Room 126, Schrenk Hall

Abstract:

Leaf litter is major source of energy for streams in deciduous forests. Fungi play a critical role by converting the leaves into nutritional material for the rest of the food web. These fungal communities can be affected by the leaf litter they are growing on becoming emersed and re-immersed due to pulse flow events. I used DGGE in tandem with clone libraries to assess the community structure of fungi on leaves from several sites with varying emersion-immersion over a 15 week period.  I also measured fungal biomass and microbial activity, which were closely related to each other throughout the sampling period and related to site immersion during the first sampling at 3 weeks.  Sites that underwent an emersion-immersion cycle had lower activity than immersed sites initially but similar rates later after communities had become established.  Community composition and diversity varied among samples based on immersion, watershed, and time.

The Geomicrobiology of a Sulfate-Reducing Bioreactor Treating Coal Generated Acid Mine Drainage

Dr Kelly Bender

Associate Professor, Department of Microbiology

Southern Illinois University 

Monday, April 29, 2013

12:00 pm

Room 126, Schrenk Hall

Abstract: Acid Mine Drainage (AMD) is a global problem of environmental and ecological concern. Oxidative dissolution of pyrite (FeS₂) from coal mining creates a self-perpetuating cycle of iron oxidation and acid generation. This cycle is accelerated by the activities of acidophilic microorganisms that are prevalent in AMD-generating ecosystems. Because microbial sulfate-reduction facilitates metal removal as well as alkalinity generation, passive flow sulfate-reducing bioreactors have been proposed as a possible remediation option. The geochemistry and microbial community of a bioreactor located outside of Carbondale, IL was assessed by chemical analyses and 16S rRNA and dsrA gene clone libraries. The results indicated that the treatment system was successful in both raising the pH of the AMD from 3.09 to 6.56 and in lowering the total iron level by 95.9%. While sulfate levels did decrease by 67.4%, the level post treatment (1153 mg/L) remained above recommended drinking water levels. Stimulation of biological sulfate reduction was indicated by a +2.60 ‰ increase in d³⁴S content of the remaining sulfate in the water post-treatment. Bacterial community analysis indicated that iron-oxidizing Betaproteobacteria dominated the pre-treated samples, while the post-treated water was dominated by sequences related to sulfur-oxidizing Epsilonproteobacteria and complex carbon degrading Bacteroidetes and Firmicutes phylums. DsrA analysis implied limited diversity in the sulfate-reducing population present in post-treated water. These results support the utility of sulfate-reducing bioreactors to treat AMD, but suggest modifications of the system are necessary to further stimulate sulfate-reducing bacteria. To test mixtures of substrates that result in optimal conditions for remediation of AMD by sulfate-reducing bioreactors, six in situ batch-scale reactors were constructed.  These reactors are currently being monitored using chemical, 16S rRNA gene pyrosequencing, and FISH analyses.

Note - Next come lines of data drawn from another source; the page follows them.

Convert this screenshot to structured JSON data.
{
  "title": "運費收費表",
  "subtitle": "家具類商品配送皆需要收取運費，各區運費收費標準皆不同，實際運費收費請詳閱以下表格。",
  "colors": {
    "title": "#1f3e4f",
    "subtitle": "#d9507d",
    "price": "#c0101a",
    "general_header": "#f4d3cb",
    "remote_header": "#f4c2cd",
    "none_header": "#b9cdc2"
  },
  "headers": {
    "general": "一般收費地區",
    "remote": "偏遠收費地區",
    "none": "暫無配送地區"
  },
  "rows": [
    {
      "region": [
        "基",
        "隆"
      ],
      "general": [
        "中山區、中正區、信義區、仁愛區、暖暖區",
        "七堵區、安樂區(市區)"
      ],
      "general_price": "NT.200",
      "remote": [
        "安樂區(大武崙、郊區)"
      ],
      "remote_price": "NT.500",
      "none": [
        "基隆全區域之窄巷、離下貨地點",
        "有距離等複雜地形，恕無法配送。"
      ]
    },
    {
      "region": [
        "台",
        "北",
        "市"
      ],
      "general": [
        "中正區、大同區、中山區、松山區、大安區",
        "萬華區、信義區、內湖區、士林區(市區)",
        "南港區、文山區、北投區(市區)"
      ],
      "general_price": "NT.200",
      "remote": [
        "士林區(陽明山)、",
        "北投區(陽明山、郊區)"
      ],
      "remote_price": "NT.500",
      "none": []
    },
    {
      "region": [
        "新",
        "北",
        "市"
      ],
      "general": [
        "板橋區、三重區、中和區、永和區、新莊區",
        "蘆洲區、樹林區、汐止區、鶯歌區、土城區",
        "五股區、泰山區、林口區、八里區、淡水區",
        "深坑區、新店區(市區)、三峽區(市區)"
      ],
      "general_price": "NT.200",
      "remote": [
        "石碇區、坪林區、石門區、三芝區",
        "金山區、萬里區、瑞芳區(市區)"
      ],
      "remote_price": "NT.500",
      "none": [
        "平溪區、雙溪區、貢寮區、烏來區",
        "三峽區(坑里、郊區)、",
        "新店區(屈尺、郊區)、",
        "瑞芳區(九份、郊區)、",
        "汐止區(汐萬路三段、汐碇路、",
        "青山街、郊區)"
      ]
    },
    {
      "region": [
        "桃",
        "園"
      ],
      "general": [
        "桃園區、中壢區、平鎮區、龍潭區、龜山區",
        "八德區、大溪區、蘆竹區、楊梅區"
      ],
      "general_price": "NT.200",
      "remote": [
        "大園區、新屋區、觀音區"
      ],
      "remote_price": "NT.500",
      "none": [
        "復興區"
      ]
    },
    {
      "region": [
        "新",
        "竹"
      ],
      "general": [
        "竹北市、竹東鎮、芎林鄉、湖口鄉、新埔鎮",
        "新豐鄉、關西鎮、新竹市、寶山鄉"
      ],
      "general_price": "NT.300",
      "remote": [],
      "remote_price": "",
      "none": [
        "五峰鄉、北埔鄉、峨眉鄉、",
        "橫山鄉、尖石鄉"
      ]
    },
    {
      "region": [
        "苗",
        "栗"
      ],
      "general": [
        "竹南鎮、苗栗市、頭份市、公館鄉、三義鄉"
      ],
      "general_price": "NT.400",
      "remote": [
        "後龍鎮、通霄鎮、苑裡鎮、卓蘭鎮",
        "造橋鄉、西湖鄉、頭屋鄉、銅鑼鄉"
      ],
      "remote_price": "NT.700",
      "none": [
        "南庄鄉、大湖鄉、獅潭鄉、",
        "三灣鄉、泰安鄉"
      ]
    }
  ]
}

Broad-Spectrum Antibacterial Properties of Metal-Ion Doped Borate Bioactive Glasses for Clinical Applications

Megan Ottomeyer

Biological Sciences MS Candidate

Missouri S&T University 

Monday, April 22, 2013

12:00 pm

Room 126, Schrenk Hall

Abstract:  Bioactive glasses with antimicrobial properties can be implemented as coatings on medical devices and implants, as well as a treatment for tissue repair and prevention of common hospital-acquired infections such as MRSA. A borate-containing glass, B3, is also undergoing clinical trials to assess wound-healing properties. The sensitivities of various bacteria to B3, B3-Ag, B3-Ga, and B3-I bioactive glasses were tested. In addition, the mechanism of action for the glasses was studied by spectroscopic enzyme kinetics experiments, Live-Dead staining fluorescence microscopy, and luminescence assays using two gene fusion strains of Escherichia coli. It was found that gram-positive bacteria were more sensitive to all four glasses than gram negative bacteria, and that a single mechanism of action for the glasses is unlikely, as the rates of catalysis for metabolic enzymes as well as membrane permeability was altered after glass exposure.